Açık Toplum Enstitüsü'nün sessizliği

Bence Erzurum; Açık Toplum Enstitüsü tarafından yapılan 'Türkiye'de Farklı Olmak, Din ve Muhafazakarlık Ekseninde Ötekileştirme' araştırmasının güvenilir olmadığını tek başına gösterdi.

Bu enstitü tarafından yapılan ankete katılan Cumhuriyet Gazetesi Erzurum Temsilcisi Recep Kapucu, Zaman gazetesinde önceki gün yayımlanan röportajında, araştırma sonuçlarına itiraz ediyor. Prof. Dr. Binnaz Toprak ve ekibiyle geçtiğimiz yıl görüştüğünü, ancak çizilen Erzurum portresinin gerçeği yansıtmadığını söyleyen Kapucu, Alevilere baskı yapıldığı yönündeki iddianın da gerçek dışı olduğunu belirtiyor. Cumhuriyet Gazetesi temsilcisi, görüşmede yaşananları şöyle aktarıyor:

"Erzurum'da Aleviler kendilerini ifade edemiyorlarmış doğru mu, diye sordular? Yok böyle bir şey dedim. İnanmadılar. O dönem radyomuzda çalışan sekreterimiz Alevi bir arkadaşımızdı. Çağırdım. Boynunda Zülfikar şeklinde kolyesi, kulaklarında aynı figürdeki küpeleriyle içeri girdi. İşte dedim. Sadece burada değil, arkadaşımız bu takılarla Cumhuriyet Caddesi'nde dolaşabiliyor. Ona da sordular. Arkadaşımız da beni doğruladı."

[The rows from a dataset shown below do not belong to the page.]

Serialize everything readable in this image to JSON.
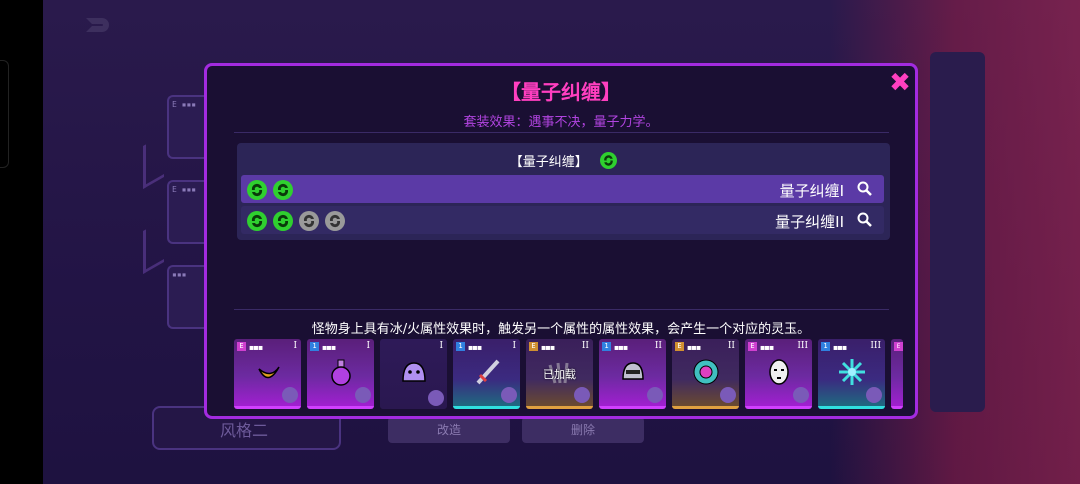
{
  "background": {
    "style_label": "风格二",
    "button_left": "改造",
    "button_right": "删除"
  },
  "modal": {
    "title": "【量子纠缠】",
    "subtitle": "套装效果：遇事不决，量子力学。",
    "set_header": "【量子纠缠】",
    "rows": [
      {
        "name": "量子纠缠I",
        "orbs_active": 2,
        "orbs_total": 2
      },
      {
        "name": "量子纠缠II",
        "orbs_active": 2,
        "orbs_total": 4
      }
    ],
    "description": "怪物身上具有冰/火属性效果时，触发另一个属性的属性效果，会产生一个对应的灵玉。",
    "cards": [
      {
        "tier": "I",
        "badge": "E",
        "rarity": "pink",
        "item": "crescent-item-icon"
      },
      {
        "tier": "I",
        "badge": "1",
        "rarity": "pink",
        "item": "potion-item-icon"
      },
      {
        "tier": "I",
        "badge": "",
        "rarity": "plain",
        "item": "slime-item-icon"
      },
      {
        "tier": "I",
        "badge": "1",
        "rarity": "cyan",
        "item": "sword-item-icon"
      },
      {
        "tier": "II",
        "badge": "E",
        "rarity": "gold",
        "item": "claw-item-icon",
        "overlay": "已加载"
      },
      {
        "tier": "II",
        "badge": "1",
        "rarity": "pink",
        "item": "helmet-item-icon"
      },
      {
        "tier": "II",
        "badge": "E",
        "rarity": "gold",
        "item": "flower-item-icon"
      },
      {
        "tier": "III",
        "badge": "E",
        "rarity": "pink",
        "item": "mask-item-icon"
      },
      {
        "tier": "III",
        "badge": "1",
        "rarity": "cyan",
        "item": "crystal-item-icon"
      }
    ]
  },
  "colors": {
    "accent": "#a32be0",
    "title": "#ff3fc0",
    "orb_active": "#2fd02f",
    "orb_inactive": "#9a9a9a"
  }
}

Bundan daha ilginci ise, kamuoyuna araştırma için görüşüldüğü söylenen Erzurum Ticaret Odası Başkanı Muammer Cindilli'nin, Binnaz Toprak ve ekibinin kendisiyle hiç görüşmediğini açıklamasıydı.

Aslında biz gazeteci olarak Türkiye'de bu tarz yayınlara çok alışığız. Neredeyse bütün gazetecilik hayatımız birtakım medyanın olmayan, masa başında kurgulanmış irtica haberlerini gün yüzüne çıkarmakla geçti. Oruç dayakları, çarşaflıların zulmü vs. gibi yüzlerce haberin çok büyük bir kısmının düzmece olduğu ortaya çıkarıldı. Hatta yalan haberleri anlatan kitaplar bile yayımlandı. İrtica yaygaralarıyla dindarlar üzerindeki baskıların devam ettirilmesi sağlandı.

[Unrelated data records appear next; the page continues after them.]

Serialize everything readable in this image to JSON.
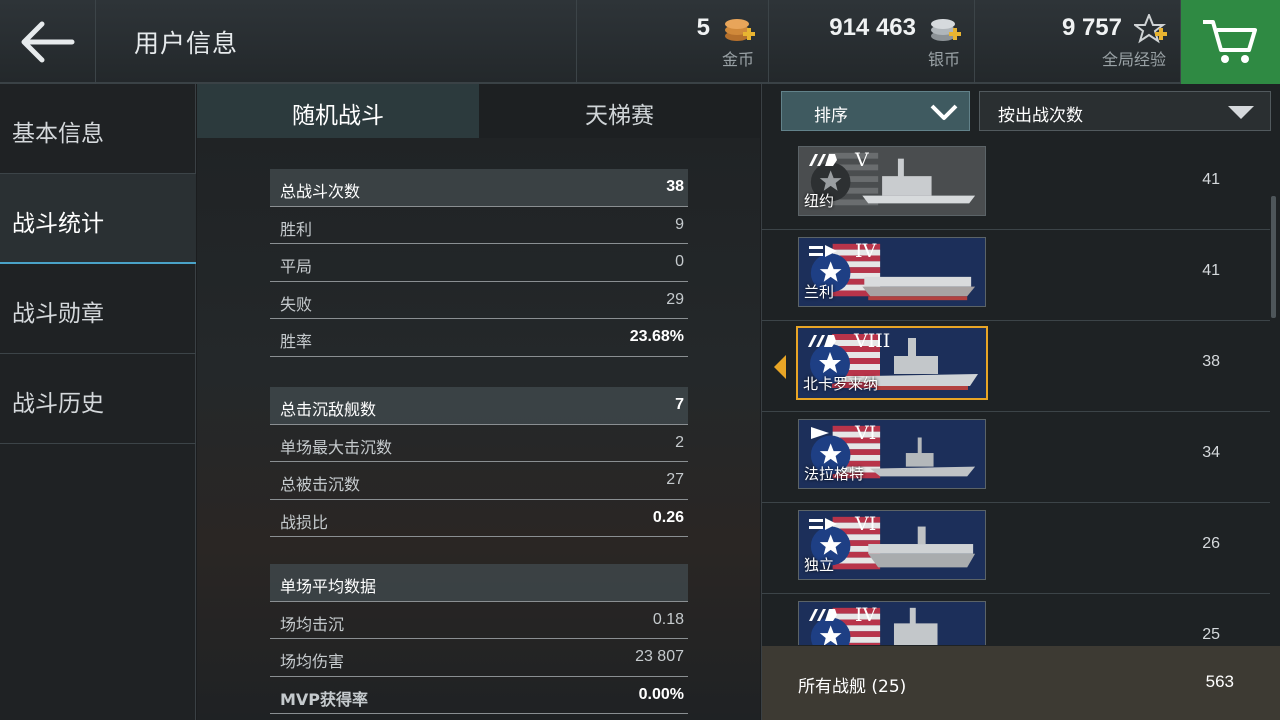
{
  "header": {
    "title": "用户信息",
    "currencies": [
      {
        "value": "5",
        "label": "金币",
        "icon": "gold-coins-icon"
      },
      {
        "value": "914 463",
        "label": "银币",
        "icon": "silver-coins-icon"
      },
      {
        "value": "9 757",
        "label": "全局经验",
        "icon": "star-xp-icon"
      }
    ]
  },
  "sidebar": {
    "items": [
      {
        "label": "基本信息",
        "active": false
      },
      {
        "label": "战斗统计",
        "active": true
      },
      {
        "label": "战斗勋章",
        "active": false
      },
      {
        "label": "战斗历史",
        "active": false
      }
    ]
  },
  "tabs": [
    {
      "label": "随机战斗",
      "active": true
    },
    {
      "label": "天梯赛",
      "active": false
    }
  ],
  "stats": {
    "group1": [
      {
        "k": "总战斗次数",
        "v": "38"
      },
      {
        "k": "胜利",
        "v": "9"
      },
      {
        "k": "平局",
        "v": "0"
      },
      {
        "k": "失败",
        "v": "29"
      },
      {
        "k": "胜率",
        "v": "23.68%"
      }
    ],
    "group2": [
      {
        "k": "总击沉敌舰数",
        "v": "7"
      },
      {
        "k": "单场最大击沉数",
        "v": "2"
      },
      {
        "k": "总被击沉数",
        "v": "27"
      },
      {
        "k": "战损比",
        "v": "0.26"
      }
    ],
    "group3": [
      {
        "k": "单场平均数据",
        "v": ""
      },
      {
        "k": "场均击沉",
        "v": "0.18"
      },
      {
        "k": "场均伤害",
        "v": "23 807"
      },
      {
        "k": "MVP获得率",
        "v": "0.00%"
      }
    ]
  },
  "sort": {
    "button_label": "排序",
    "select_value": "按出战次数"
  },
  "ships": [
    {
      "name": "纽约",
      "tier": "V",
      "count": "41"
    },
    {
      "name": "兰利",
      "tier": "IV",
      "count": "41"
    },
    {
      "name": "北卡罗来纳",
      "tier": "VIII",
      "count": "38"
    },
    {
      "name": "法拉格特",
      "tier": "VI",
      "count": "34"
    },
    {
      "name": "独立",
      "tier": "VI",
      "count": "26"
    },
    {
      "name": "",
      "tier": "IV",
      "count": "25"
    }
  ],
  "footer": {
    "label": "所有战舰 (25)",
    "total": "563"
  },
  "colors": {
    "accent_blue": "#4aa3c8",
    "cart_green": "#2f8a43",
    "selection_orange": "#e8a526"
  }
}
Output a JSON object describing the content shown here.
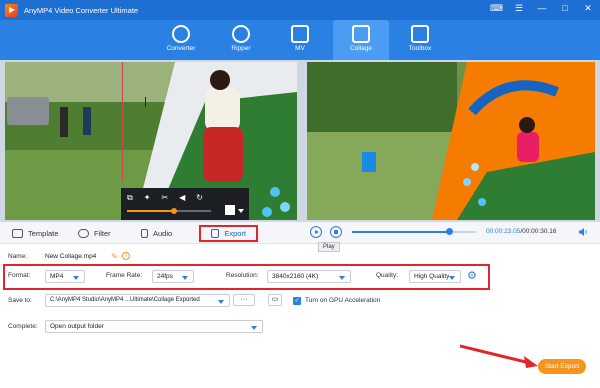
{
  "app": {
    "title": "AnyMP4 Video Converter Ultimate"
  },
  "window_buttons": [
    "⌨",
    "☰",
    "—",
    "□",
    "✕"
  ],
  "nav": [
    {
      "label": "Converter",
      "icon": "refresh-icon",
      "active": false
    },
    {
      "label": "Ripper",
      "icon": "disc-icon",
      "active": false
    },
    {
      "label": "MV",
      "icon": "tv-icon",
      "active": false
    },
    {
      "label": "Collage",
      "icon": "collage-icon",
      "active": true
    },
    {
      "label": "Toolbox",
      "icon": "toolbox-icon",
      "active": false
    }
  ],
  "tabs": [
    {
      "label": "Template",
      "icon": "template-icon"
    },
    {
      "label": "Filter",
      "icon": "cloud-icon"
    },
    {
      "label": "Audio",
      "icon": "speaker-icon"
    },
    {
      "label": "Export",
      "icon": "export-icon"
    }
  ],
  "player": {
    "tooltip": "Play",
    "time_current": "00:00:23.05",
    "time_total": "/00:00:30.16",
    "progress": 0.78
  },
  "export": {
    "name_label": "Name:",
    "name_value": "New Collage.mp4",
    "format_label": "Format:",
    "format_value": "MP4",
    "framerate_label": "Frame Rate:",
    "framerate_value": "24fps",
    "resolution_label": "Resolution:",
    "resolution_value": "3840x2160 (4K)",
    "quality_label": "Quality:",
    "quality_value": "High Quality",
    "saveto_label": "Save to:",
    "saveto_value": "C:\\AnyMP4 Studio\\AnyMP4 ...Ultimate\\Collage Exported",
    "browse_label": "···",
    "gpu_label": "Turn on GPU Acceleration",
    "complete_label": "Complete:",
    "complete_value": "Open output folder",
    "start_label": "Start Export"
  },
  "colors": {
    "titlebar": "#1e6fd3",
    "nav": "#2b80e4",
    "highlight": "#e0262a",
    "start": "#f7941d"
  }
}
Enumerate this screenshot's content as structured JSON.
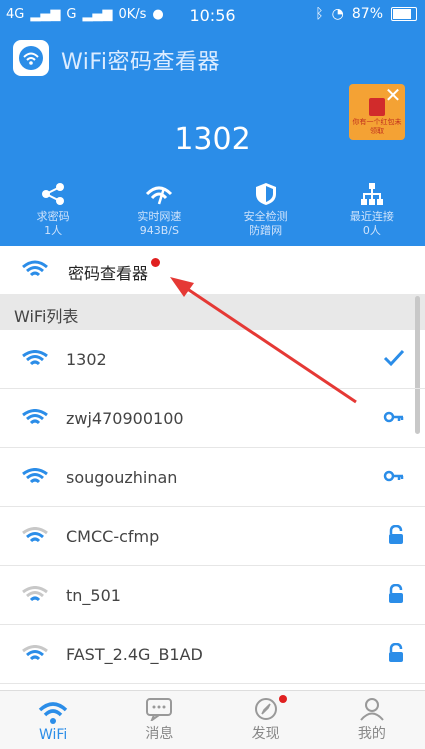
{
  "status_bar": {
    "network": "4G",
    "carrier2": "G",
    "speed": "0K/s",
    "time": "10:56",
    "battery": "87%"
  },
  "header": {
    "app_title": "WiFi密码查看器",
    "current_ssid": "1302",
    "ad_badge_text": "你有一个红包未领取",
    "stats": [
      {
        "label": "求密码",
        "value": "1人"
      },
      {
        "label": "实时网速",
        "value": "943B/S"
      },
      {
        "label": "安全检测",
        "value": "防蹭网"
      },
      {
        "label": "最近连接",
        "value": "0人"
      }
    ]
  },
  "finder": {
    "label": "密码查看器"
  },
  "wifi_list": {
    "section_title": "WiFi列表",
    "items": [
      {
        "ssid": "1302",
        "status": "connected"
      },
      {
        "ssid": "zwj470900100",
        "status": "key"
      },
      {
        "ssid": "sougouzhinan",
        "status": "key"
      },
      {
        "ssid": "CMCC-cfmp",
        "status": "locked"
      },
      {
        "ssid": "tn_501",
        "status": "locked"
      },
      {
        "ssid": "FAST_2.4G_B1AD",
        "status": "locked"
      }
    ]
  },
  "tabbar": {
    "tabs": [
      {
        "label": "WiFi",
        "active": true
      },
      {
        "label": "消息"
      },
      {
        "label": "发现"
      },
      {
        "label": "我的"
      }
    ]
  },
  "colors": {
    "accent": "#2b8de8",
    "badge_red": "#e02020",
    "arrow": "#e53935"
  }
}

Maalesef Binnaz Toprak'ın başkanlığını yürüttüğü araştırmanın da bundan bir farkı yok gibi. Cumhuriyet Gazetesi Erzurum Temsilcisi Recep Kapucu'nun, Erzurum Sanayi ve Ticaret Odası Başkanı Muammer Cindilli'nin ve Atatürk Üniversitesi Rektörü Prof. Dr. Hikmet Koçak'ın önceki gün gazetemize yaptığı açıklamalar, bu araştırmanın yalanlanmış gazete haberlerine çok benzediğini gösteriyor. Araştırmayı yapanlar ise söz konusu açıklamalara karşı suskunluğunu sürdürüyor. Bu tür davranışları gazetecilerin yapmalarına Türkiye çok alışıktı. Garip olan Türkiye'de pek çok kesimin itibar ettiği Açık Toplum Enstitüsü'nün böyle bir yönteme başvurmasıydı.

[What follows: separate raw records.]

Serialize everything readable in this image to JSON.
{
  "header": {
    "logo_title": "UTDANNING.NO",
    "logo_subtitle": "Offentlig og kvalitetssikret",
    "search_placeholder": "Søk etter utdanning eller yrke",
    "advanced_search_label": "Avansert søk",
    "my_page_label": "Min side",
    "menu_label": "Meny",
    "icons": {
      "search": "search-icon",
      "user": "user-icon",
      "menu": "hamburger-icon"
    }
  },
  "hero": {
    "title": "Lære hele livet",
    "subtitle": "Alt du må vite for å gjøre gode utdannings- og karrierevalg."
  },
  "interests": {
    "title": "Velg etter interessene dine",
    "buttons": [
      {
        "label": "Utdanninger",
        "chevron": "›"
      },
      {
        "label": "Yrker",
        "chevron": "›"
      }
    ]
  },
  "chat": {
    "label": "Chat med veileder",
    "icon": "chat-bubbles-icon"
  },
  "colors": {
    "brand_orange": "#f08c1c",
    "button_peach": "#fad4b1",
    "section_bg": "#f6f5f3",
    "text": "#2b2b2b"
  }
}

Türkiye'de kimin kime mahalle baskısı yaptığı çok su götürür bir tartışma. Yıllarca insanların en temel haklarını kullanmasını engelleyenlerin bugün mahalle baskısından söz etmeleri aslında komik bir şey. Bir yerde herhangi bir baskıya ve zorlamaya topyekün karşı durmayı sonuna kadar savunmak gerekir. Toplumun değer yargılarını yok etmeden, mümkün olduğu ölçüde demokratik bir hayatın şartlarını oluşturmak için hepimize düşen görevler var. Ancak bu araştırmanın varmak istediği sonuç sanki bu değil. Baskıcı ve yasakçı rejimin devam etmesi için bir gerekçe gibi duruyor.

Hele de bütün suçu, bu ülkedeki Alevilerin, Süryanilerin, Hıristiyanların, Yahudilerin ve bütün farklı renklerin varlıklarını sürdürebilmesi, kendi kimlikleriyle yaşayabilmesi için her türlü gayreti gösteren bir camiaya yüklemeye çalışmalarını da anlamak mümkün değil. İşe böyle bakınca insan ister istemez bu araştırmanın niyetinin iyi olmadığını düşünüyor.